In order to graduate, candidates must have a GPA of 2.0, have completed the upper-division writing requirement, and one skills course.
In the fall 2007 first-year class, 807 applied, 223 were accepted, and 76 enrolled. Two transfers enrolled. The median LSAT percentile of the most recent first-year class was 58; the median GPA was 3.43 on a scale of 4.0. The lowest LSAT percentile accepted was 18; the highest was 87.
Applicants must have a bachelor’s degree and take the LSAT. The most important admission factors include academic achievement, GPA, and LSAT results. No specific undergraduate courses are required. Candidates are not interviewed.
The application deadline for fall entry is March 1. Applicants should submit an application form, LSAT results, transcripts, a personal statement, TOEFL, if applicable, a nonrefundable application fee of $50, and will accept up to 3 letters of recommendation. Notification of the admissions decision is on a rolling basis, beginning in January. The latest acceptable LSAT test date for fall entry is February. The law school uses the LSDAS.
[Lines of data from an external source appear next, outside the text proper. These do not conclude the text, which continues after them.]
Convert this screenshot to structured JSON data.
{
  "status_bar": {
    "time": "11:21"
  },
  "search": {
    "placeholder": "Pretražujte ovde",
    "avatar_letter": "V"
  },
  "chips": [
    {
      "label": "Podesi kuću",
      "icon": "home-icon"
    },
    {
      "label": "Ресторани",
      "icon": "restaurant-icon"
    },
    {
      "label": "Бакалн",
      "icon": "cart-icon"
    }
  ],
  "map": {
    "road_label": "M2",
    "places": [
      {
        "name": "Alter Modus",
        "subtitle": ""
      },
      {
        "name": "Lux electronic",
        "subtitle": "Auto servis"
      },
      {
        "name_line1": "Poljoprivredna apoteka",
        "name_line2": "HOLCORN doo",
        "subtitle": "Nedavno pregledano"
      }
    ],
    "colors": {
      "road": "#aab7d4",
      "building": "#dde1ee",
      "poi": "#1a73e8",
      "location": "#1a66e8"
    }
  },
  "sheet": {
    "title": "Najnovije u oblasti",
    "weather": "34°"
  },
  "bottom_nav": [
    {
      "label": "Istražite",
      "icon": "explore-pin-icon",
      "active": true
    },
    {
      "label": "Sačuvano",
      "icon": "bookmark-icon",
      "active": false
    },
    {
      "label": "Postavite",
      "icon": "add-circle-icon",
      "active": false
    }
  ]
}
About 95% of current law students receive some form of aid. The average annual amount of aid from all sources combined, including scholarships, loans, and work contracts, is $19,679; maximum, $29,967. Awards are based on need and merit. Required financial statement is the FAFSA. The aid application deadline for fall entry is March 1. Special funds for minority or disadvantaged students consist of minority graduate assistantships offered on a competitive basis. First-year students are notified about their financial aid application at time of acceptance.
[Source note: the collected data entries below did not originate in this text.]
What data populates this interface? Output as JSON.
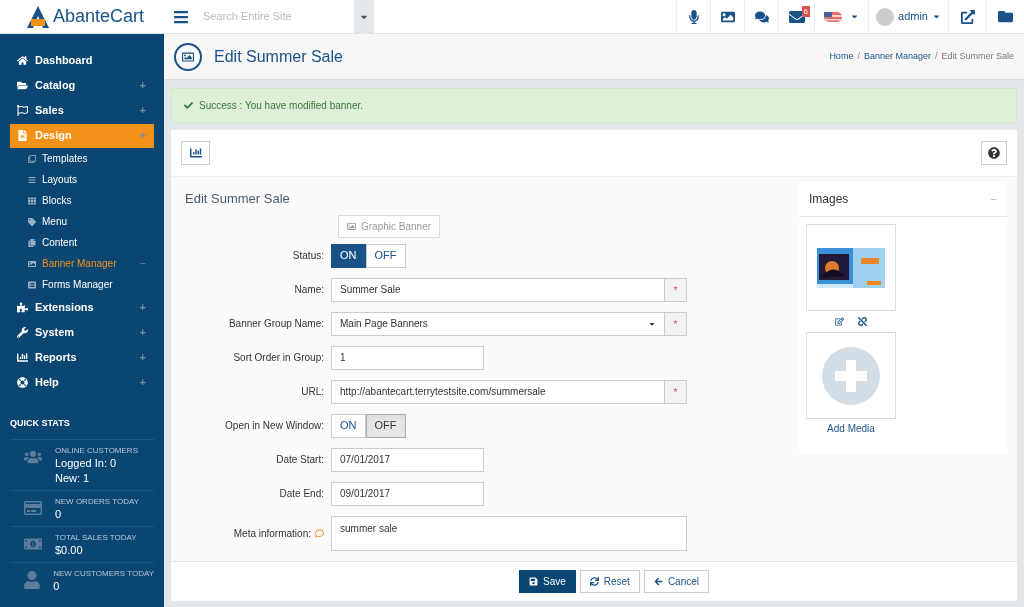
{
  "topbar": {
    "logo": "AbanteCart",
    "search": {
      "placeholder": "Search Entire Site"
    },
    "mail_badge": "6",
    "user": "admin"
  },
  "sidebar": {
    "items": [
      {
        "label": "Dashboard",
        "selected": false
      },
      {
        "label": "Catalog",
        "selected": false,
        "toggle": "+"
      },
      {
        "label": "Sales",
        "selected": false,
        "toggle": "+"
      },
      {
        "label": "Design",
        "selected": true,
        "toggle": "+",
        "children": [
          {
            "label": "Templates",
            "selected": false
          },
          {
            "label": "Layouts",
            "selected": false
          },
          {
            "label": "Blocks",
            "selected": false
          },
          {
            "label": "Menu",
            "selected": false
          },
          {
            "label": "Content",
            "selected": false
          },
          {
            "label": "Banner Manager",
            "selected": true,
            "toggle": "−"
          },
          {
            "label": "Forms Manager",
            "selected": false
          }
        ]
      },
      {
        "label": "Extensions",
        "selected": false,
        "toggle": "+"
      },
      {
        "label": "System",
        "selected": false,
        "toggle": "+"
      },
      {
        "label": "Reports",
        "selected": false,
        "toggle": "+"
      },
      {
        "label": "Help",
        "selected": false,
        "toggle": "+"
      }
    ],
    "quick_stats": {
      "title": "QUICK STATS",
      "stats": [
        {
          "label": "ONLINE CUSTOMERS",
          "values": [
            "Logged In: 0",
            "New: 1"
          ]
        },
        {
          "label": "NEW ORDERS TODAY",
          "values": [
            "0"
          ]
        },
        {
          "label": "TOTAL SALES TODAY",
          "values": [
            "$0.00"
          ]
        },
        {
          "label": "NEW CUSTOMERS TODAY",
          "values": [
            "0"
          ]
        }
      ]
    }
  },
  "page": {
    "title": "Edit Summer Sale",
    "breadcrumbs": [
      {
        "label": "Home",
        "link": true
      },
      {
        "separator": "/",
        "label": "Banner Manager",
        "link": true
      },
      {
        "separator": "/",
        "label": "Edit Summer Sale",
        "link": false
      }
    ]
  },
  "alert": "Success : You have modified banner.",
  "form": {
    "title": "Edit Summer Sale",
    "type_button": "Graphic Banner",
    "fields": [
      {
        "kind": "toggle",
        "label": "Status:",
        "options": [
          {
            "label": "ON",
            "selected": true
          },
          {
            "label": "OFF",
            "selected": false
          }
        ]
      },
      {
        "kind": "text",
        "label": "Name:",
        "value": "Summer Sale",
        "required_mark": "*"
      },
      {
        "kind": "select",
        "label": "Banner Group Name:",
        "value": "Main Page Banners",
        "required_mark": "*"
      },
      {
        "kind": "short",
        "label": "Sort Order in Group:",
        "value": "1"
      },
      {
        "kind": "text",
        "label": "URL:",
        "value": "http://abantecart.terrytestsite.com/summersale",
        "required_mark": "*"
      },
      {
        "kind": "toggle",
        "label": "Open in New Window:",
        "options": [
          {
            "label": "ON",
            "selected": false
          },
          {
            "label": "OFF",
            "selected": true
          }
        ]
      },
      {
        "kind": "short",
        "label": "Date Start:",
        "value": "07/01/2017"
      },
      {
        "kind": "short",
        "label": "Date End:",
        "value": "09/01/2017"
      },
      {
        "kind": "textarea",
        "label": "Meta information:",
        "value": "summer sale",
        "hint": true
      }
    ],
    "buttons": [
      {
        "label": "Save",
        "primary": true
      },
      {
        "label": "Reset",
        "primary": false
      },
      {
        "label": "Cancel",
        "primary": false
      }
    ]
  },
  "images": {
    "title": "Images",
    "collapse": "−",
    "add_label": "Add Media"
  }
}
About 47% of the student body are women; 8%, minorities; 1%, African American; 4%, Asian American; 2%, Hispanic; 1%, Native American; and 11%, self-identified with LSDAS or on application as “Other”. The majority of students come from the West (91%). The average age of entering students is 26; age range is 20 to 64. About 34% of students enter directly from undergraduate school and 7% have a graduate degree. About 2% drop out after the first year for academic or personal reasons; 93% remain to receive a law degree.
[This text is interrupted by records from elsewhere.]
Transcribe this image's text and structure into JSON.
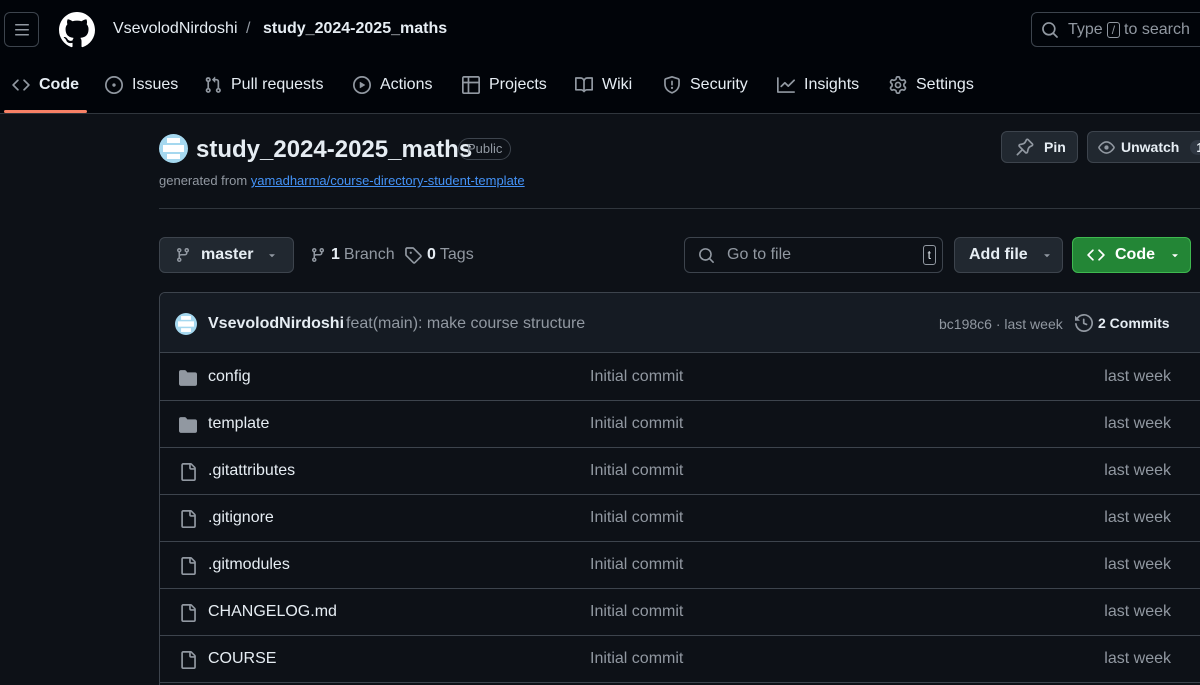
{
  "header": {
    "owner": "VsevolodNirdoshi",
    "separator": "/",
    "repo": "study_2024-2025_maths",
    "search": {
      "prefix": "Type",
      "key": "/",
      "suffix": "to search"
    }
  },
  "tabs": [
    {
      "label": "Code",
      "icon": "code-icon",
      "active": true
    },
    {
      "label": "Issues",
      "icon": "issue-opened-icon"
    },
    {
      "label": "Pull requests",
      "icon": "git-pull-request-icon"
    },
    {
      "label": "Actions",
      "icon": "play-icon"
    },
    {
      "label": "Projects",
      "icon": "table-icon"
    },
    {
      "label": "Wiki",
      "icon": "book-icon"
    },
    {
      "label": "Security",
      "icon": "shield-icon"
    },
    {
      "label": "Insights",
      "icon": "graph-icon"
    },
    {
      "label": "Settings",
      "icon": "gear-icon"
    }
  ],
  "repo": {
    "name": "study_2024-2025_maths",
    "visibility": "Public",
    "generated_prefix": "generated from",
    "template_link": "yamadharma/course-directory-student-template",
    "pin_label": "Pin",
    "unwatch_label": "Unwatch",
    "watch_count": "1"
  },
  "toolbar": {
    "branch": "master",
    "branch_count": "1",
    "branch_label": "Branch",
    "tag_count": "0",
    "tag_label": "Tags",
    "goto_placeholder": "Go to file",
    "goto_key": "t",
    "add_file": "Add file",
    "code": "Code"
  },
  "latest_commit": {
    "author": "VsevolodNirdoshi",
    "message": "feat(main): make course structure",
    "meta": "bc198c6 · last week",
    "commits": "2 Commits"
  },
  "files": [
    {
      "type": "dir",
      "name": "config",
      "message": "Initial commit",
      "date": "last week"
    },
    {
      "type": "dir",
      "name": "template",
      "message": "Initial commit",
      "date": "last week"
    },
    {
      "type": "file",
      "name": ".gitattributes",
      "message": "Initial commit",
      "date": "last week"
    },
    {
      "type": "file",
      "name": ".gitignore",
      "message": "Initial commit",
      "date": "last week"
    },
    {
      "type": "file",
      "name": ".gitmodules",
      "message": "Initial commit",
      "date": "last week"
    },
    {
      "type": "file",
      "name": "CHANGELOG.md",
      "message": "Initial commit",
      "date": "last week"
    },
    {
      "type": "file",
      "name": "COURSE",
      "message": "Initial commit",
      "date": "last week"
    }
  ],
  "colors": {
    "background": "#0d1117",
    "header_bg": "#010409",
    "accent_underline": "#f78166",
    "link": "#4493f8",
    "code_button": "#238636"
  }
}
Students edit the Wyoming Law Review. Moot court competitions include the National Moot Court, National Environmental Law Moot Court at Pace University, and Natural Resources Law Moot Court at the University of Denver. Other competitions include the National Client Counseling and the ATLA Student Trial Advocacy, and locally sponsored moot court and trial competitions. Law student organizations include the Potter Law Club, Natural Resources Law Forum, Women’s Law Forum, Public Interest Law Forum, Sports Law Club, Students for Equal Justice, International Law Club, and J. Reuben Clark Law Society. There are local chapters of Phi Alpha Delta, Phi Delta Phi, and Delta Theta Phi. Campus clubs and other organizations include the Multicultural Students Organization, Associated Students of the University of Wyoming, and GLTB Organization.
The law school operates on a traditional semester basis. Courses for full-time students are offered days only and must be completed within 3 years. There is no part-time program. New students are admitted in the fall. There is no summer session. Transferable summer courses are not offered.